The significant decrease in intra-operative analgesia is of great value for patients undergoing open inguinal surgery. Fentanyl and morphine are commonly used for additional intraoperative and post-anesthesia care unit (PACU) pain control. They are associated with common side effects including nausea, vomiting, and respiratory depression23). The lowest effective amount of local anesthetics for a peripheral block is particularly important in pediatric patients because of an increased risk of toxicity secondary to a higher level of the unbound fraction of the local anesthetic in a younger age. With ultrasound guidance, successful peripheral nerve blocks have been reported with a lower dose of local anesthetics, compared with non-guided techniques27). During the last two decades, ultrasonography has also been widely used to evaluate the soft tissues of the musculoskeletal system 28,29,30).

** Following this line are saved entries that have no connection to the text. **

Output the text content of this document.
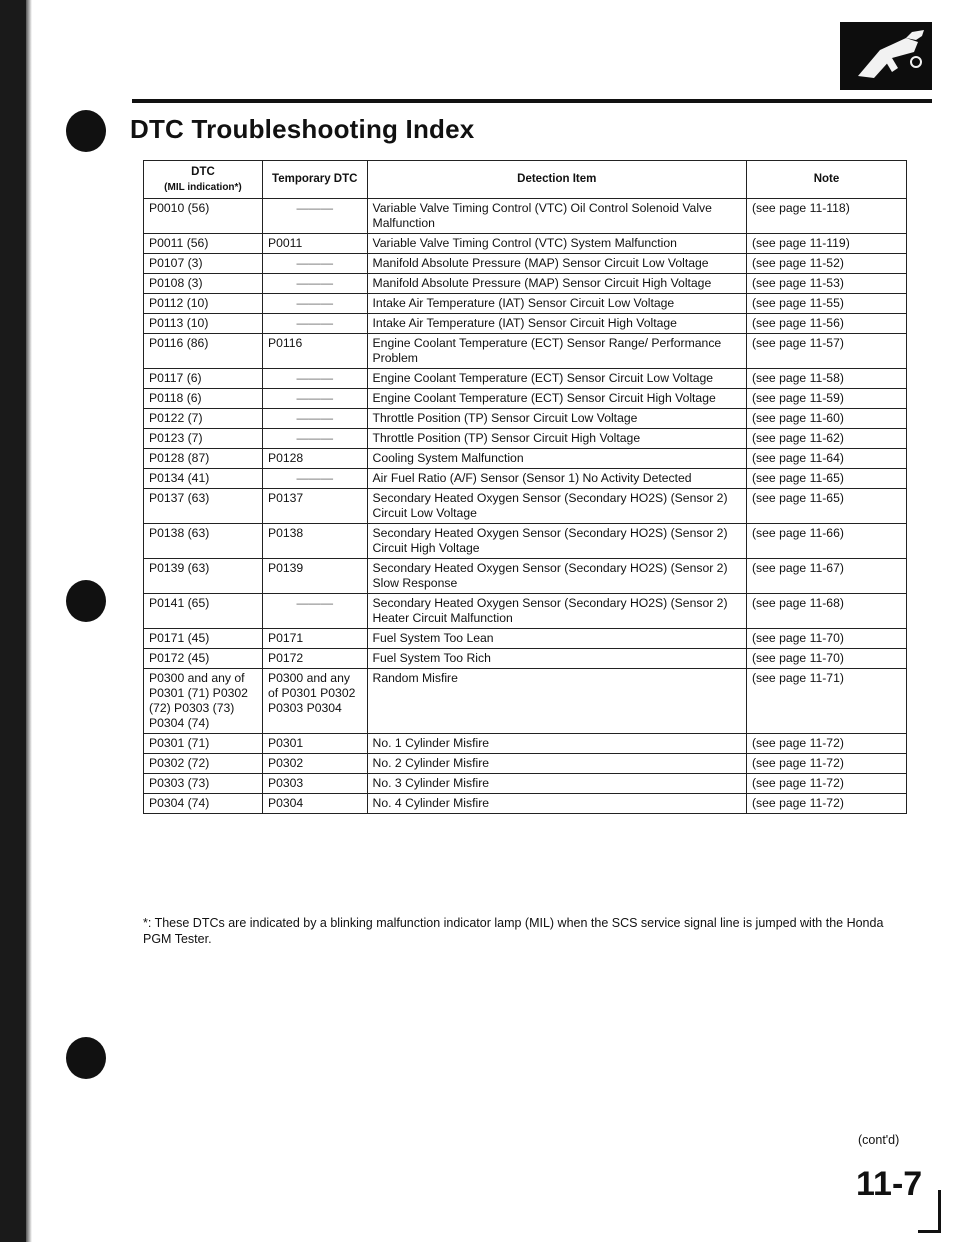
DTC Troubleshooting Index
DTC
(MIL indication*)	Temporary DTC	Detection Item	Note
P0010 (56)	———	Variable Valve Timing Control (VTC) Oil Control Solenoid Valve Malfunction	(see page 11-118)
P0011 (56)	P0011	Variable Valve Timing Control (VTC) System Malfunction	(see page 11-119)
P0107 (3)	———	Manifold Absolute Pressure (MAP) Sensor Circuit Low Voltage	(see page 11-52)
P0108 (3)	———	Manifold Absolute Pressure (MAP) Sensor Circuit High Voltage	(see page 11-53)
P0112 (10)	———	Intake Air Temperature (IAT) Sensor Circuit Low Voltage	(see page 11-55)
P0113 (10)	———	Intake Air Temperature (IAT) Sensor Circuit High Voltage	(see page 11-56)
P0116 (86)	P0116	Engine Coolant Temperature (ECT) Sensor Range/ Performance Problem	(see page 11-57)
P0117 (6)	———	Engine Coolant Temperature (ECT) Sensor Circuit Low Voltage	(see page 11-58)
P0118 (6)	———	Engine Coolant Temperature (ECT) Sensor Circuit High Voltage	(see page 11-59)
P0122 (7)	———	Throttle Position (TP) Sensor Circuit Low Voltage	(see page 11-60)
P0123 (7)	———	Throttle Position (TP) Sensor Circuit High Voltage	(see page 11-62)
P0128 (87)	P0128	Cooling System Malfunction	(see page 11-64)
P0134 (41)	———	Air Fuel Ratio (A/F) Sensor (Sensor 1) No Activity Detected	(see page 11-65)
P0137 (63)	P0137	Secondary Heated Oxygen Sensor (Secondary HO2S) (Sensor 2) Circuit Low Voltage	(see page 11-65)
P0138 (63)	P0138	Secondary Heated Oxygen Sensor (Secondary HO2S) (Sensor 2) Circuit High Voltage	(see page 11-66)
P0139 (63)	P0139	Secondary Heated Oxygen Sensor (Secondary HO2S) (Sensor 2) Slow Response	(see page 11-67)
P0141 (65)	———	Secondary Heated Oxygen Sensor (Secondary HO2S) (Sensor 2) Heater Circuit Malfunction	(see page 11-68)
P0171 (45)	P0171	Fuel System Too Lean	(see page 11-70)
P0172 (45)	P0172	Fuel System Too Rich	(see page 11-70)
P0300 and any of P0301 (71) P0302 (72) P0303 (73) P0304 (74)	P0300 and any of P0301 P0302 P0303 P0304	Random Misfire	(see page 11-71)
P0301 (71)	P0301	No. 1 Cylinder Misfire	(see page 11-72)
P0302 (72)	P0302	No. 2 Cylinder Misfire	(see page 11-72)
P0303 (73)	P0303	No. 3 Cylinder Misfire	(see page 11-72)
P0304 (74)	P0304	No. 4 Cylinder Misfire	(see page 11-72)
*: These DTCs are indicated by a blinking malfunction indicator lamp (MIL) when the SCS service signal line is jumped with the Honda PGM Tester.
(cont'd)
11-7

Ultrasound guidance in regional anesthesia has been recognized as a cost-effective modality and is recommended as the preferred nerve block technique in larger anesthetic departments. Access to equipment and training has dramatically improved over the past few decades as a result of regional anesthesia fellowship programs, as well as workshops offered by various academic societies and groups. While the application of ultrasound guidance in perioperative pain control is expanding, this study provides evidence in support of using ultrasound-guided II/IH nerve or TAP blocks in managing perioperative open inguinal surgery pain.
Our study has several limitations. Although we conducted a comprehensive search of five databases, only four studies were included in this review. This small number of studies limited the statistical power of detecting significant finding. In addition, we were unable to test potential publication bias as a result of the small number of studies. Overall, using the Grades of Recommendation Assessment Development and Evaluation (GRADE) framework, the overall quality of the evidence is moderate because of the likelihood of publication bias.

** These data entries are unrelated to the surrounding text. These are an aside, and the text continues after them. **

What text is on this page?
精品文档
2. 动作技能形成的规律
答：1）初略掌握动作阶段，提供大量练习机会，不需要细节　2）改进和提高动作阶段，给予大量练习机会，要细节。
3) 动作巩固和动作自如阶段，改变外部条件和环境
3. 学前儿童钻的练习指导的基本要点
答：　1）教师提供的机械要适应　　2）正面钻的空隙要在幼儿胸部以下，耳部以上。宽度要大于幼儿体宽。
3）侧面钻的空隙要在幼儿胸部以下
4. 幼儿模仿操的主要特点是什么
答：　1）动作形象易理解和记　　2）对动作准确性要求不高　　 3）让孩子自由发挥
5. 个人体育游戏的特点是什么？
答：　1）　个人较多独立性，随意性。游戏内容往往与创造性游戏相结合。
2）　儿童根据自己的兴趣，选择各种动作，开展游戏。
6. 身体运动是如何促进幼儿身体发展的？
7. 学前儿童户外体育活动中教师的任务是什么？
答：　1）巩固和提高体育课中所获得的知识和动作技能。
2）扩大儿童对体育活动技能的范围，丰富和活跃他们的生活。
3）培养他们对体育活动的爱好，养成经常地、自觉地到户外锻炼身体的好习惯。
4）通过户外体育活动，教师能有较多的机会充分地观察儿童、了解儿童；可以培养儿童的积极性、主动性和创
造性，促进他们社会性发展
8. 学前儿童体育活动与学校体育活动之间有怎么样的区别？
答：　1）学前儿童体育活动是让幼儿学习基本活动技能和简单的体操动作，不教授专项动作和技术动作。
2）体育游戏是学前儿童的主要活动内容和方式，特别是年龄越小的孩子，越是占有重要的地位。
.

In summary, the findings of this meta-analysis suggest that ultrasound-guided II/IH nerve or TAP blocks are associated with improved perioperative analgesia in patients following inguinal surgery compared with landmark-based techniques. While large medical centers may have already adopted the use of ultrasound for guidance in nerve blocks, it should be noted that more anesthesia practices may benefit from ultrasound-guided II/IH nerve or TAP block techniques in the management of perioperative pain associated with open inguinal surgeries.